The index tracks how happy people are with their shopping, buying and consumption experiences.
On a scale of 100, the index read 76.8 in the fourth quarter of 2013.
Claus Fornell says one reason for the result is the recession and the slow economy that followed made it harder to find and win customers.
So companies, and their employees, especially those in the service sector, are trying harder to please their customers.
"I think they realize where their salaries come from," says Fornell, "And they also realize their jobs are not as secure as they once were."
But the other big factor has almost nothing to do with companies' behavior.
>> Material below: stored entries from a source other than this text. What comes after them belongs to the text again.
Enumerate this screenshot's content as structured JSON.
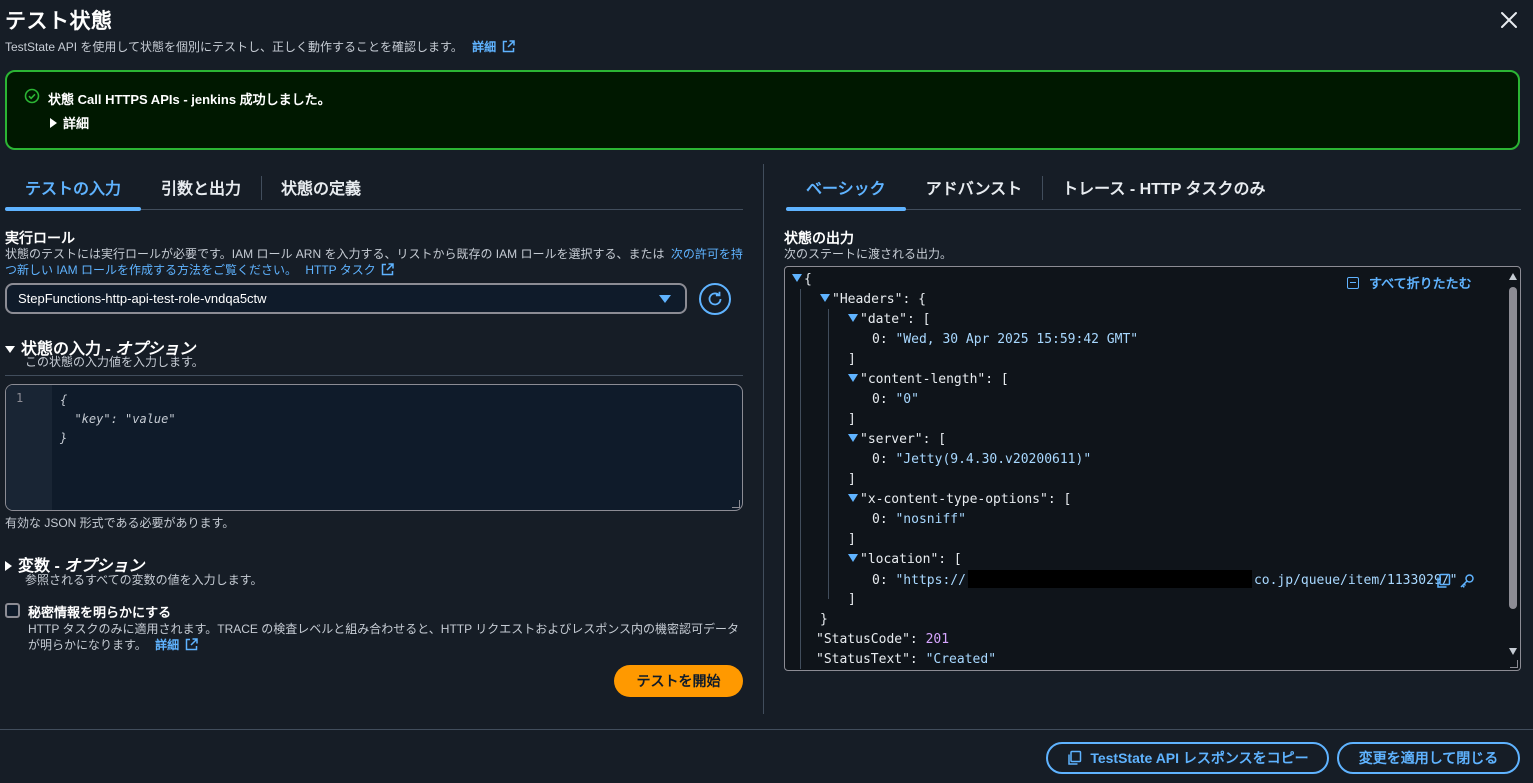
{
  "header": {
    "title": "テスト状態",
    "subtitle": "TestState API を使用して状態を個別にテストし、正しく動作することを確認します。",
    "details_link": "詳細"
  },
  "banner": {
    "message": "状態 Call HTTPS APIs - jenkins 成功しました。",
    "details_label": "詳細",
    "status_color": "#2bb534"
  },
  "left_tabs": [
    {
      "label": "テストの入力",
      "active": true
    },
    {
      "label": "引数と出力",
      "active": false
    },
    {
      "label": "状態の定義",
      "active": false
    }
  ],
  "role": {
    "label": "実行ロール",
    "desc_line1": "状態のテストには実行ロールが必要です。IAM ロール ARN を入力する、リストから既存の IAM ロールを選択する、または",
    "desc_link_a": "次の許可を持",
    "desc_link_b": "つ新しい IAM ロールを作成する方法をご覧ください。",
    "http_task_link": "HTTP タスク",
    "selected": "StepFunctions-http-api-test-role-vndqa5ctw"
  },
  "state_input": {
    "title": "状態の入力",
    "title_suffix": "オプション",
    "desc": "この状態の入力値を入力します。",
    "line_number": "1",
    "code_line1": "{",
    "code_line2": "  \"key\": \"value\"",
    "code_line3": "}",
    "hint": "有効な JSON 形式である必要があります。"
  },
  "variables": {
    "title": "変数",
    "title_suffix": "オプション",
    "desc": "参照されるすべての変数の値を入力します。"
  },
  "reveal_secrets": {
    "label": "秘密情報を明らかにする",
    "desc_line1": "HTTP タスクのみに適用されます。TRACE の検査レベルと組み合わせると、HTTP リクエストおよびレスポンス内の機密認可データ",
    "desc_line2": "が明らかになります。",
    "details_link": "詳細",
    "checked": false
  },
  "start_button": "テストを開始",
  "right_tabs": [
    {
      "label": "ベーシック",
      "active": true
    },
    {
      "label": "アドバンスト",
      "active": false
    },
    {
      "label": "トレース - HTTP タスクのみ",
      "active": false
    }
  ],
  "output": {
    "label": "状態の出力",
    "desc": "次のステートに渡される出力。",
    "collapse_all": "すべて折りたたむ",
    "json": {
      "open_brace": "{",
      "headers_key": "\"Headers\"",
      "date_key": "\"date\"",
      "date_val": "\"Wed, 30 Apr 2025 15:59:42 GMT\"",
      "content_length_key": "\"content-length\"",
      "content_length_val": "\"0\"",
      "server_key": "\"server\"",
      "server_val": "\"Jetty(9.4.30.v20200611)\"",
      "xcto_key": "\"x-content-type-options\"",
      "xcto_val": "\"nosniff\"",
      "location_key": "\"location\"",
      "location_val_prefix": "\"https://",
      "location_val_suffix": "co.jp/queue/item/1133029/\"",
      "status_code_key": "\"StatusCode\"",
      "status_code_val": "201",
      "status_text_key": "\"StatusText\"",
      "status_text_val": "\"Created\"",
      "index0": "0:",
      "colon_bracket": ": [",
      "colon_brace": ": {",
      "close_bracket": "]",
      "close_brace": "}",
      "colon": ": "
    }
  },
  "footer": {
    "copy_button": "TestState API レスポンスをコピー",
    "apply_button": "変更を適用して閉じる"
  }
}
It's the Internet, which has improved the shopping experience for many people.
"So consumers have better access to information, they can make better decisions, and the probability that they will buy something that is pretty good has increased," says Fornell.
Now, generally, such a high level of customer satisfaction would predict growth in the economy - because customer satisfaction is a leading, not a lagging indicator of the state of the economy.
But Fornell says there are some persistent problems in the economy that will slow growth.
He says job growth is still quite tepid, in part because companies are sitting on cash, not investing their money in expansions and job creation.
As long as there are lots of people without jobs - or without good-paying jobs- consumerism, the main driver of economic growth, will be dampened.
He says for their part, investors are sticking to the stock market, not venture capital or other areas that could stimulate more job growth and the economy.
Fornell would like to see more stimulus from the federal government. That is unlikely, however, with Republicans calling for budget cuts and tax cuts and mid-term elections coming up.